The other day I questioned the opportunity to sell in a hurry the majority public participation in BFA-Bankia. It is in the interest of the Government to sell as soon as possible to send a (other) positive signal to the markets ; This fact is now going to overlap with the clear incentive of the international investment bank to carry out these loans as soon as possible, of which the beneficiary parties will surely be . The question is, and is it also of the interest of the taxpayers?

Bad times for Sareb

The one known as Banco Malo (Sareb) is living, in its little more than a year of existence, a stormy time. Although it has managed to surpass the sales targets set for 2013 , the semi-public entity in charge of selling the toxic assets acquired to the nationalized bank has been engaged in an internal and external crisis for weeks.

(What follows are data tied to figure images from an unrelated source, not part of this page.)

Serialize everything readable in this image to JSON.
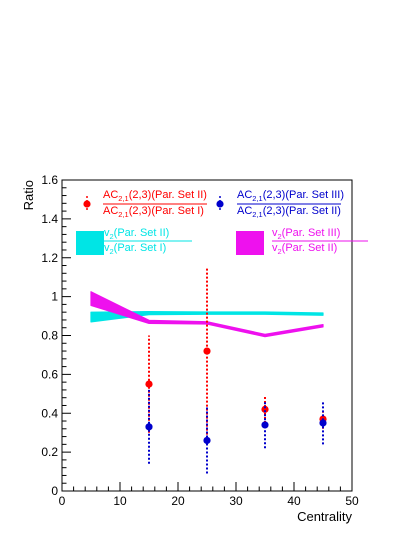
{
  "chart_data": {
    "type": "scatter",
    "xlabel": "Centrality",
    "ylabel": "Ratio",
    "xlim": [
      0,
      50
    ],
    "ylim": [
      0,
      1.6
    ],
    "x_ticks": [
      0,
      10,
      20,
      30,
      40,
      50
    ],
    "y_ticks": [
      0,
      0.2,
      0.4,
      0.6,
      0.8,
      1,
      1.2,
      1.4,
      1.6
    ],
    "colors": {
      "red": "#ff0000",
      "blue": "#0000cc",
      "cyan": "#00e5e5",
      "magenta": "#ee11ee"
    },
    "legend": [
      {
        "id": "red",
        "num_pre": "AC",
        "num_sub": "2,1",
        "num_post": "(2,3)(Par. Set II)",
        "den_pre": "AC",
        "den_sub": "2,1",
        "den_post": "(2,3)(Par. Set I)"
      },
      {
        "id": "blue",
        "num_pre": "AC",
        "num_sub": "2,1",
        "num_post": "(2,3)(Par. Set III)",
        "den_pre": "AC",
        "den_sub": "2,1",
        "den_post": "(2,3)(Par. Set II)"
      },
      {
        "id": "cyan",
        "num_pre": "v",
        "num_sub": "2",
        "num_post": "(Par. Set II)",
        "den_pre": "v",
        "den_sub": "2",
        "den_post": "(Par. Set I)"
      },
      {
        "id": "magenta",
        "num_pre": "v",
        "num_sub": "2",
        "num_post": "(Par. Set III)",
        "den_pre": "v",
        "den_sub": "2",
        "den_post": "(Par. Set II)"
      }
    ],
    "points": [
      {
        "series": "red",
        "x": [
          15,
          25,
          35,
          45
        ],
        "y": [
          0.55,
          0.72,
          0.42,
          0.37
        ],
        "err": [
          0.25,
          0.43,
          0.07,
          0.05
        ]
      },
      {
        "series": "blue",
        "x": [
          15,
          25,
          35,
          45
        ],
        "y": [
          0.33,
          0.26,
          0.34,
          0.35
        ],
        "err": [
          0.19,
          0.17,
          0.12,
          0.11
        ]
      }
    ],
    "bands": [
      {
        "series": "cyan",
        "x": [
          5,
          15,
          25,
          35,
          45
        ],
        "y": [
          0.895,
          0.915,
          0.915,
          0.915,
          0.91
        ],
        "width": [
          0.025,
          0.008,
          0.006,
          0.006,
          0.006
        ]
      },
      {
        "series": "magenta",
        "x": [
          5,
          15,
          25,
          35,
          45
        ],
        "y": [
          0.99,
          0.87,
          0.865,
          0.8,
          0.85
        ],
        "width": [
          0.035,
          0.008,
          0.006,
          0.006,
          0.006
        ]
      }
    ]
  }
}
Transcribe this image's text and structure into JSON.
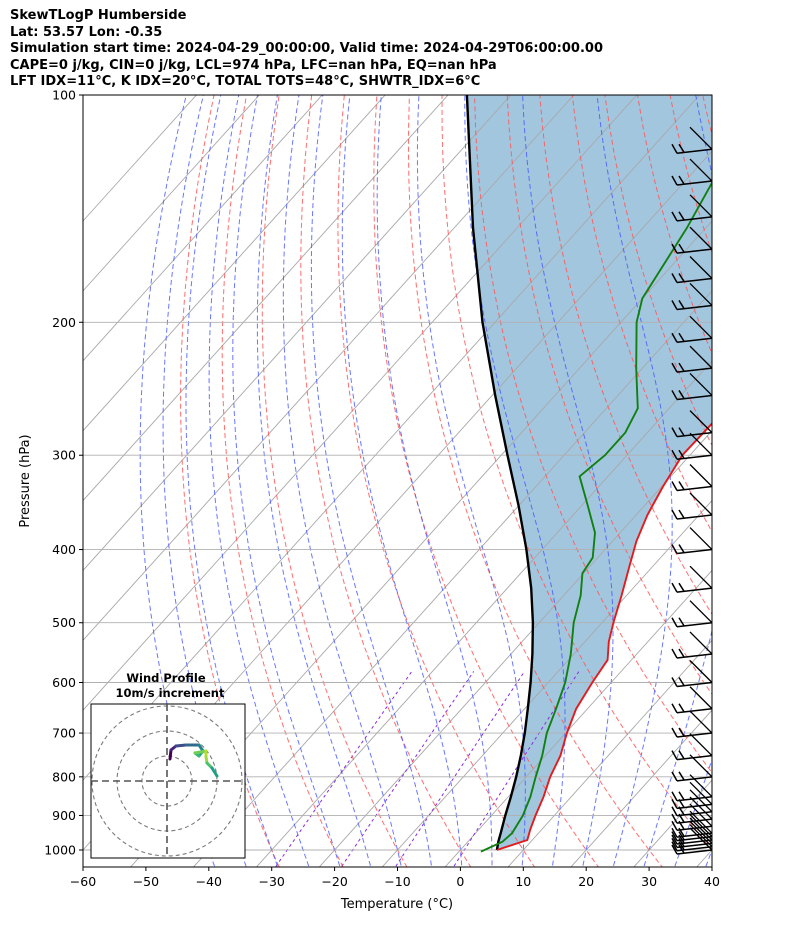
{
  "header": {
    "line1": "SkewTLogP Humberside",
    "line2": "Lat: 53.57   Lon: -0.35",
    "line3": "Simulation start time: 2024-04-29_00:00:00, Valid time: 2024-04-29T06:00:00.00",
    "line4": "CAPE=0 j/kg, CIN=0 j/kg, LCL=974 hPa, LFC=nan hPa, EQ=nan hPa",
    "line5": "LFT IDX=11°C, K IDX=20°C, TOTAL TOTS=48°C, SHWTR_IDX=6°C"
  },
  "colors": {
    "temperature": "#e41a1c",
    "dewpoint": "#118011",
    "parcel": "#000000",
    "cape_fill": "#a3c6df",
    "dry_adiabat": "#ff5555",
    "moist_adiabat": "#4455ff",
    "mixing_ratio": "#8a2be2",
    "isotherm": "#a8a8a8"
  },
  "chart_data": {
    "type": "line",
    "subtype": "skew-t log-p",
    "xlabel": "Temperature (°C)",
    "ylabel": "Pressure (hPa)",
    "xlim": [
      -60,
      40
    ],
    "ylim": [
      1050,
      100
    ],
    "y_scale": "log",
    "grid": true,
    "x_ticks": [
      -60,
      -50,
      -40,
      -30,
      -20,
      -10,
      0,
      10,
      20,
      30,
      40
    ],
    "x_tick_labels": [
      "−60",
      "−50",
      "−40",
      "−30",
      "−20",
      "−10",
      "0",
      "10",
      "20",
      "30",
      "40"
    ],
    "y_ticks": [
      1000,
      900,
      800,
      700,
      600,
      500,
      400,
      300,
      200,
      100
    ],
    "y_tick_labels": [
      "1000",
      "900",
      "800",
      "700",
      "600",
      "500",
      "400",
      "300",
      "200",
      "100"
    ],
    "series": [
      {
        "key": "temperature",
        "points": [
          [
            1000,
            5.8
          ],
          [
            970,
            9.2
          ],
          [
            940,
            8.2
          ],
          [
            900,
            7.0
          ],
          [
            850,
            5.6
          ],
          [
            800,
            3.8
          ],
          [
            750,
            2.4
          ],
          [
            700,
            0.2
          ],
          [
            650,
            -1.8
          ],
          [
            600,
            -3.0
          ],
          [
            560,
            -3.8
          ],
          [
            530,
            -6.2
          ],
          [
            500,
            -8.2
          ],
          [
            460,
            -10.8
          ],
          [
            420,
            -13.8
          ],
          [
            390,
            -16.2
          ],
          [
            360,
            -18.2
          ],
          [
            330,
            -19.8
          ],
          [
            300,
            -21.2
          ],
          [
            270,
            -21.0
          ],
          [
            255,
            -19.0
          ],
          [
            240,
            -15.0
          ],
          [
            220,
            -11.0
          ],
          [
            200,
            -6.0
          ],
          [
            175,
            -2.0
          ],
          [
            160,
            -2.2
          ],
          [
            145,
            -3.3
          ],
          [
            130,
            -4.3
          ],
          [
            118,
            -3.5
          ],
          [
            108,
            -1.8
          ],
          [
            100,
            -0.6
          ]
        ]
      },
      {
        "key": "dewpoint",
        "points": [
          [
            1005,
            3.5
          ],
          [
            975,
            5.5
          ],
          [
            950,
            5.8
          ],
          [
            900,
            5.0
          ],
          [
            850,
            3.5
          ],
          [
            800,
            1.5
          ],
          [
            750,
            -0.5
          ],
          [
            700,
            -3.0
          ],
          [
            650,
            -5.0
          ],
          [
            600,
            -7.3
          ],
          [
            550,
            -10.5
          ],
          [
            500,
            -14.5
          ],
          [
            460,
            -17.3
          ],
          [
            430,
            -20.2
          ],
          [
            410,
            -20.8
          ],
          [
            380,
            -24.0
          ],
          [
            350,
            -29.0
          ],
          [
            320,
            -34.5
          ],
          [
            300,
            -33.5
          ],
          [
            280,
            -33.5
          ],
          [
            260,
            -35.0
          ],
          [
            230,
            -41.0
          ],
          [
            200,
            -47.5
          ],
          [
            186,
            -50.0
          ],
          [
            150,
            -53.0
          ],
          [
            120,
            -57.0
          ],
          [
            100,
            -61.5
          ]
        ]
      },
      {
        "key": "parcel",
        "points": [
          [
            1000,
            5.8
          ],
          [
            974,
            4.8
          ],
          [
            950,
            4.0
          ],
          [
            900,
            2.2
          ],
          [
            850,
            0.4
          ],
          [
            800,
            -1.6
          ],
          [
            750,
            -3.9
          ],
          [
            700,
            -6.5
          ],
          [
            650,
            -9.5
          ],
          [
            600,
            -12.8
          ],
          [
            550,
            -16.6
          ],
          [
            500,
            -21.0
          ],
          [
            450,
            -26.2
          ],
          [
            400,
            -32.5
          ],
          [
            350,
            -40.0
          ],
          [
            300,
            -49.0
          ],
          [
            250,
            -59.5
          ],
          [
            200,
            -72.0
          ],
          [
            150,
            -87.0
          ],
          [
            100,
            -107.0
          ]
        ]
      }
    ],
    "wind_barb_pressures": [
      1000,
      990,
      980,
      970,
      960,
      950,
      930,
      910,
      890,
      870,
      850,
      800,
      750,
      700,
      650,
      600,
      550,
      500,
      450,
      400,
      360,
      330,
      300,
      280,
      250,
      230,
      210,
      190,
      175,
      160,
      145,
      130,
      118
    ],
    "inset": {
      "title": "Wind Profile",
      "subtitle": "10m/s increment",
      "rings": [
        10,
        20,
        30
      ]
    }
  }
}
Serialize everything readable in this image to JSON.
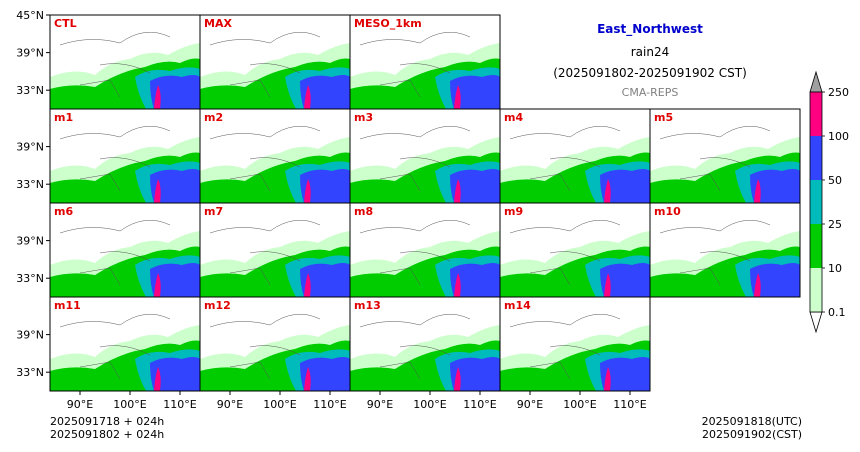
{
  "header": {
    "region": "East_Northwest",
    "region_color": "#0000cc",
    "variable": "rain24",
    "period": "(2025091802-2025091902 CST)",
    "system": "CMA-REPS",
    "system_color": "#808080"
  },
  "footer": {
    "init_utc_line": "2025091718  +  024h",
    "init_cst_line": "2025091802  +  024h",
    "valid_utc": "2025091818(UTC)",
    "valid_cst": "2025091902(CST)"
  },
  "chart_data": {
    "type": "heatmap",
    "panels": [
      {
        "label": "CTL"
      },
      {
        "label": "MAX"
      },
      {
        "label": "MESO_1km"
      },
      {
        "label": "m1"
      },
      {
        "label": "m2"
      },
      {
        "label": "m3"
      },
      {
        "label": "m4"
      },
      {
        "label": "m5"
      },
      {
        "label": "m6"
      },
      {
        "label": "m7"
      },
      {
        "label": "m8"
      },
      {
        "label": "m9"
      },
      {
        "label": "m10"
      },
      {
        "label": "m11"
      },
      {
        "label": "m12"
      },
      {
        "label": "m13"
      },
      {
        "label": "m14"
      }
    ],
    "panel_title_color": "#e00000",
    "x_ticks": [
      "90°E",
      "100°E",
      "110°E"
    ],
    "x_tick_values": [
      90,
      100,
      110
    ],
    "y_ticks": [
      "33°N",
      "39°N",
      "45°N"
    ],
    "y_tick_values": [
      33,
      39,
      45
    ],
    "lon_range": [
      84,
      114
    ],
    "lat_range": [
      30,
      45
    ],
    "colorbar": {
      "levels": [
        "0.1",
        "10",
        "25",
        "50",
        "100",
        "250"
      ],
      "colors": [
        "#ccffcc",
        "#00cc00",
        "#00bbbb",
        "#3344ff",
        "#ff0080"
      ],
      "over_color": "#a0a0a0",
      "under_color": "#ffffff"
    }
  }
}
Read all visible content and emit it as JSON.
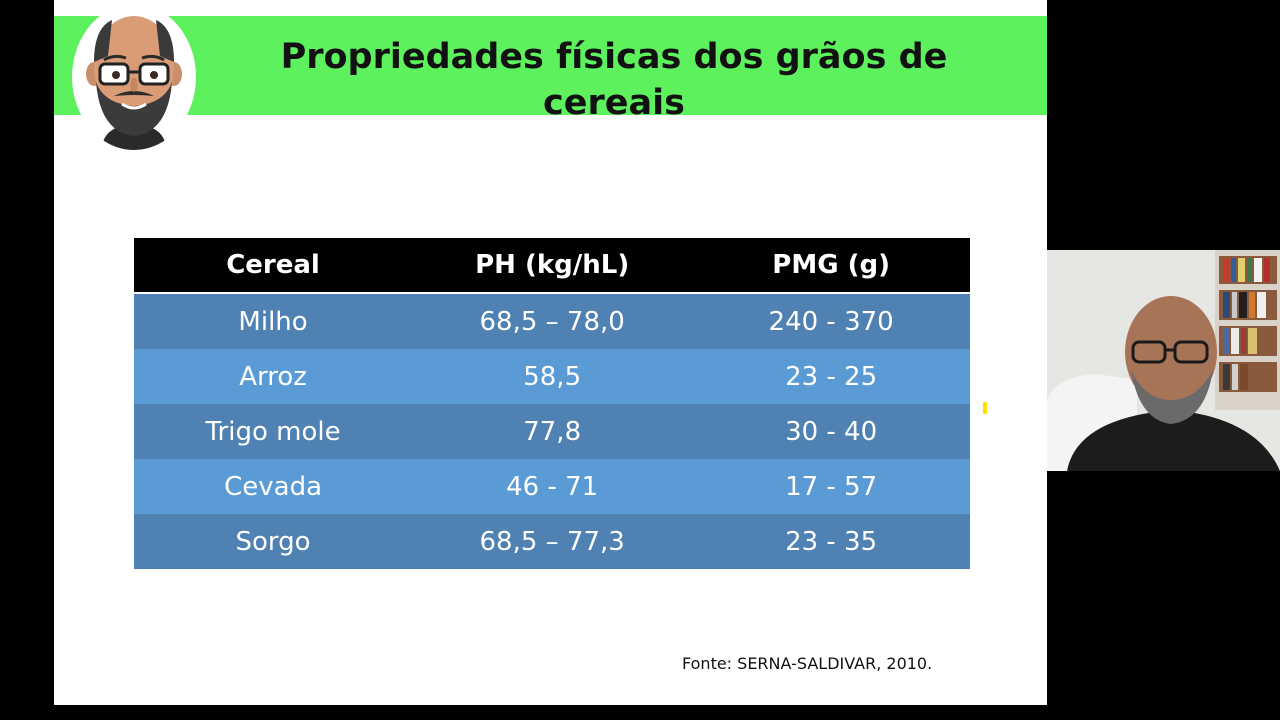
{
  "slide": {
    "title": "Propriedades físicas dos grãos de cereais",
    "source": "Fonte: SERNA-SALDIVAR, 2010."
  },
  "table": {
    "headers": [
      "Cereal",
      "PH (kg/hL)",
      "PMG (g)"
    ],
    "rows": [
      [
        "Milho",
        "68,5 – 78,0",
        "240 - 370"
      ],
      [
        "Arroz",
        "58,5",
        "23 - 25"
      ],
      [
        "Trigo mole",
        "77,8",
        "30 - 40"
      ],
      [
        "Cevada",
        "46 - 71",
        "17 - 57"
      ],
      [
        "Sorgo",
        "68,5 – 77,3",
        "23 - 35"
      ]
    ]
  },
  "colors": {
    "title_bar": "#5ef15e",
    "header_bg": "#000000",
    "row_dark": "#4f81b2",
    "row_light": "#5b9bd5",
    "outer_bg": "#000000"
  },
  "icons": {
    "avatar": "cartoon-man-avatar-icon",
    "webcam": "presenter-webcam-feed"
  }
}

Belén Romana, president of Sareb

Internal because recently its financial director, Walter de Luna, has resigned from his position. Although the Sareb has not given details and has been limited to thanking the work carried out by De Luna, a journalist as well informed as Eduardo Segovia speaks of “deep discrepancies” with the president of the entity, Belén Romana, a personal friend of the minister of Economics, Luis de Guindos.

The external image of the Bad Bank is also touched for several reasons. One of them is the jerking of the ears that the Troika has given due to delays in the implementation of an effective business plan and another the wrong price policy carried out by society. The European authorities see a high number of “challenges” that Sareb has to face, and do not seem convinced that they can be carried out without a high cost to the taxpayer.

Special mention deserves the scandal that we have known this week. And it is that the Sareb has sold to vulture funds houses that had already been reserved by private customers, who had already paid a signal for them . As we have been told by some affected, the curious thing is that the entity wanted to reverse the operation already agreed even though the price offered by the vulture fund was less than that of the individual. The Bad Bank, which has explained its position in a statement, should be (is my opinion) more careful with these things: There are many eyes pending what they do, and should act not only watching the general interest, but also with an unblemished ethic.